A body walks 60m on a bearing of 035degree and then 300m due east. How far is he from his starting point.
We can use the cosine and sine rules to solve this problem:
First, we can draw a diagram to visualize the situation:
```
A
*
/|
/ |
60/ | 300
/ |
/ |
/ θ |
*------*
B 035°
```
Let's label point A as the final destination of the body and point B as the starting point. We also know that the body walks 60m on a bearing of 035°, so we can add that to our diagram as a line segment:
```
A
*
/|
/ | 60
60/ |
/ |
/ |
/ θ |
*------*
B 035°
```
Next, we know that the body walks 300m due east. We can add that to our diagram as well:
```
A
*
/|
/ | 60
60/ |
/ |
/ | 300
/ θ |
*------*
B 035°
```
Now, we want to find the distance between points A and B, which is the distance the body traveled in total. We can use the cosine rule to find the length of the side connecting A and B:
```
c² = a² + b² - 2ab cos(C)
```
where `a` and `b` are the lengths of the sides adjacent to the angle `C` (the angle between sides `a` and `b`), and `c` is the length of the side opposite to `C`.
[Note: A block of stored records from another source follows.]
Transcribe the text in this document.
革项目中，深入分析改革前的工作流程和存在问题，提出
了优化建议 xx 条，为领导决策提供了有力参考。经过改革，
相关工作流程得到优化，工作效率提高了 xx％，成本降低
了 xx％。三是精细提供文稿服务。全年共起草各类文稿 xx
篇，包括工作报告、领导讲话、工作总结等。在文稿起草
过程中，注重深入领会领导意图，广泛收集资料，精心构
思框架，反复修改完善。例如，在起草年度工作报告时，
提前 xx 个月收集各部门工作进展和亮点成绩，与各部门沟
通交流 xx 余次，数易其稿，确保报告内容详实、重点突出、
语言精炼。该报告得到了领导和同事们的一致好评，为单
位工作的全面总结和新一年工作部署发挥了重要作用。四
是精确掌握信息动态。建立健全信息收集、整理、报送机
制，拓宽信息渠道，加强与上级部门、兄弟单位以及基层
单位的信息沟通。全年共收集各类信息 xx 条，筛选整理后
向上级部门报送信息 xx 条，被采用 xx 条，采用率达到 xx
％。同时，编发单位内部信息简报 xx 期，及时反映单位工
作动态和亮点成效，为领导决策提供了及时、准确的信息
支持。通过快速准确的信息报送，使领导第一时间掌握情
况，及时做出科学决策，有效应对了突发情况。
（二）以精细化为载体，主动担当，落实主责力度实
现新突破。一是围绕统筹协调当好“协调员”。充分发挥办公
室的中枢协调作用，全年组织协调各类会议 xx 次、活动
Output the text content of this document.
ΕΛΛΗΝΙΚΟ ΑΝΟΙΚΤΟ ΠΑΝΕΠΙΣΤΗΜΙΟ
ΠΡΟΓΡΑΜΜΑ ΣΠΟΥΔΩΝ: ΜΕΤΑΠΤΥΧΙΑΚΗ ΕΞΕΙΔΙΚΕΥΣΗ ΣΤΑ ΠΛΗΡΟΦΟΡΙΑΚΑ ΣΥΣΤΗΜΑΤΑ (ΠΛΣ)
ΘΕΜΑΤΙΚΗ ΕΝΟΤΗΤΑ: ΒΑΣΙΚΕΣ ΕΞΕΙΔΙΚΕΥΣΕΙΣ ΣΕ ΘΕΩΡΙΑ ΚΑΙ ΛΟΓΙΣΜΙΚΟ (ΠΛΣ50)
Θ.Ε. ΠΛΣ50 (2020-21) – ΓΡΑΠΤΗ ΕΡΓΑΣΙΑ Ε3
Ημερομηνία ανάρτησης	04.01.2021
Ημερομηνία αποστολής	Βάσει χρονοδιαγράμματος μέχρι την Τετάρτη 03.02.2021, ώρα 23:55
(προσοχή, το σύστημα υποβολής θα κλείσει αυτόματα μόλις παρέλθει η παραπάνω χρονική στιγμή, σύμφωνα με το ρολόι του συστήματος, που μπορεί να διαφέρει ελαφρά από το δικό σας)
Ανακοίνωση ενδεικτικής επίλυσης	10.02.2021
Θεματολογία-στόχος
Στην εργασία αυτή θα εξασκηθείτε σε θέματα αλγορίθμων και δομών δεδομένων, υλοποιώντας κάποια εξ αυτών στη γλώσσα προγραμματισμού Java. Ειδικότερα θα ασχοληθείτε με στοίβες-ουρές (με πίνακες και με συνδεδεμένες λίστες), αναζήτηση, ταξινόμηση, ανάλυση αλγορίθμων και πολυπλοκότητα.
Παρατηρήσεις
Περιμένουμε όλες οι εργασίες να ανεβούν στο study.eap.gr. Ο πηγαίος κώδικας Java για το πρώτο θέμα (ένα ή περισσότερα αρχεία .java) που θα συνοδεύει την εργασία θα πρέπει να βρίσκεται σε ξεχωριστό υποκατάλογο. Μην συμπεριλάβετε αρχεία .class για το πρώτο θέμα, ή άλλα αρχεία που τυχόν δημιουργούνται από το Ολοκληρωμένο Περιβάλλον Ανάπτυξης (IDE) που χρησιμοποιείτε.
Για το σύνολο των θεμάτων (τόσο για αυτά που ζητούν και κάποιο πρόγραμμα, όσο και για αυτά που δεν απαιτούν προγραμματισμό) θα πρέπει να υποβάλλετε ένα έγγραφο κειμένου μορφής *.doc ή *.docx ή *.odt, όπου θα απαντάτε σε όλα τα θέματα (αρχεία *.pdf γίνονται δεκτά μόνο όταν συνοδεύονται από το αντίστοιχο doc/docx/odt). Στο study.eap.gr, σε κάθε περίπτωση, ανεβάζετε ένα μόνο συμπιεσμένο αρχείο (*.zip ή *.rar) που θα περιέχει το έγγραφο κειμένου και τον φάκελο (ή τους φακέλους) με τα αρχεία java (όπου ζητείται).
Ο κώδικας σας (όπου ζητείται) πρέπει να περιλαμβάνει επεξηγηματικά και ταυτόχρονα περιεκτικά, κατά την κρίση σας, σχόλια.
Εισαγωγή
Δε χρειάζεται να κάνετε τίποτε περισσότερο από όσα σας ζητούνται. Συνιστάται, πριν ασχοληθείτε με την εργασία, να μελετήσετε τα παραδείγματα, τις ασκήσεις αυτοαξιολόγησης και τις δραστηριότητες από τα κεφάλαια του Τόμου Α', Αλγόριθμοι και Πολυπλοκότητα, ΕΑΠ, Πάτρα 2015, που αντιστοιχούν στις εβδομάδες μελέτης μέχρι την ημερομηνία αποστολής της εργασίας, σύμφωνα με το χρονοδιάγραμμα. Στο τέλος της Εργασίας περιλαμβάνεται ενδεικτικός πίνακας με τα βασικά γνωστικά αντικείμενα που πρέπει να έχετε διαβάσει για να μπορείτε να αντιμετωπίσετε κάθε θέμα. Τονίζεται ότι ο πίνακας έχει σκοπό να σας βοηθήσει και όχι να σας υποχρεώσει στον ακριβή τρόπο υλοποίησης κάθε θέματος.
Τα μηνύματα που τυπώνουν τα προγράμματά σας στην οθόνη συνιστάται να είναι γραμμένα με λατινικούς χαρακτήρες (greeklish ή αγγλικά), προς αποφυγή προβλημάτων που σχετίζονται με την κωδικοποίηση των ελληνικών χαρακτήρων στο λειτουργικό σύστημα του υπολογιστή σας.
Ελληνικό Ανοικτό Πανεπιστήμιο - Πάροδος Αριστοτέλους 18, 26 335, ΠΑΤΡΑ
In our case, we want to find the length of side `c`, which is the distance between points A and B. We already know the lengths of sides `a` and `b`, which are 60m and 300m, respectively. To find the angle `C`, we can subtract 035° from 180° (since angles on a straight line add up to 180°):
```
C = 180° - 35° = 145°
```
Now we can plug in the values into the cosine rule:
```
c² = a² + b² - 2ab cos(C)
c² = 60² + 300² - 2(60)(300) cos(145°)
c ≈ 319.09
```
Therefore, the distance between points A and B (and the total distance the body traveled) is approximately 319.09m.
To find the distance from the starting point, we can use vector addition.
1. Convert the bearing of 035 degrees into a vector. Since the bearing is measured from the north and east directions, we can break it down into its north and east components using trigonometry.
North component = cos(bearing) * magnitude
= cos(35 degrees) * 60m
≈ 0.819 * 60m
≈ 49.14m (rounded to 2 decimal places)
East component = sin(bearing) * magnitude
= sin(35 degrees) * 60m
≈ 0.574 * 60m
≈ 34.44m (rounded to 2 decimal places)
Therefore, the vector for the first part of the walk is approximately (34.44m, 49.14m).
2. For the second part of the walk, the person walks 300m due east. This can be represented as a vector (300m, 0m).
3. To find the total displacement, we add the two vectors.
Displacement = (34.44m, 49.14m) + (300m, 0m)
= (334.44m, 49.14m)
Therefore, the total displacement from the starting point is approximately (334.44m, 49.14m).
4. Finally, to find the distance from the starting point, we use the Pythagorean theorem.
Distance = sqrt((displacement_x)^2 + (displacement_y)^2)
= sqrt((334.44m)^2 + (49.14m)^2)
≈ sqrt(111789.7936m + 2413.8596m)
≈ sqrt(114203.6532m)
≈ 338.24m (rounded to 2 decimal places)
Therefore, the person is approximately 338.24 meters away from the starting point.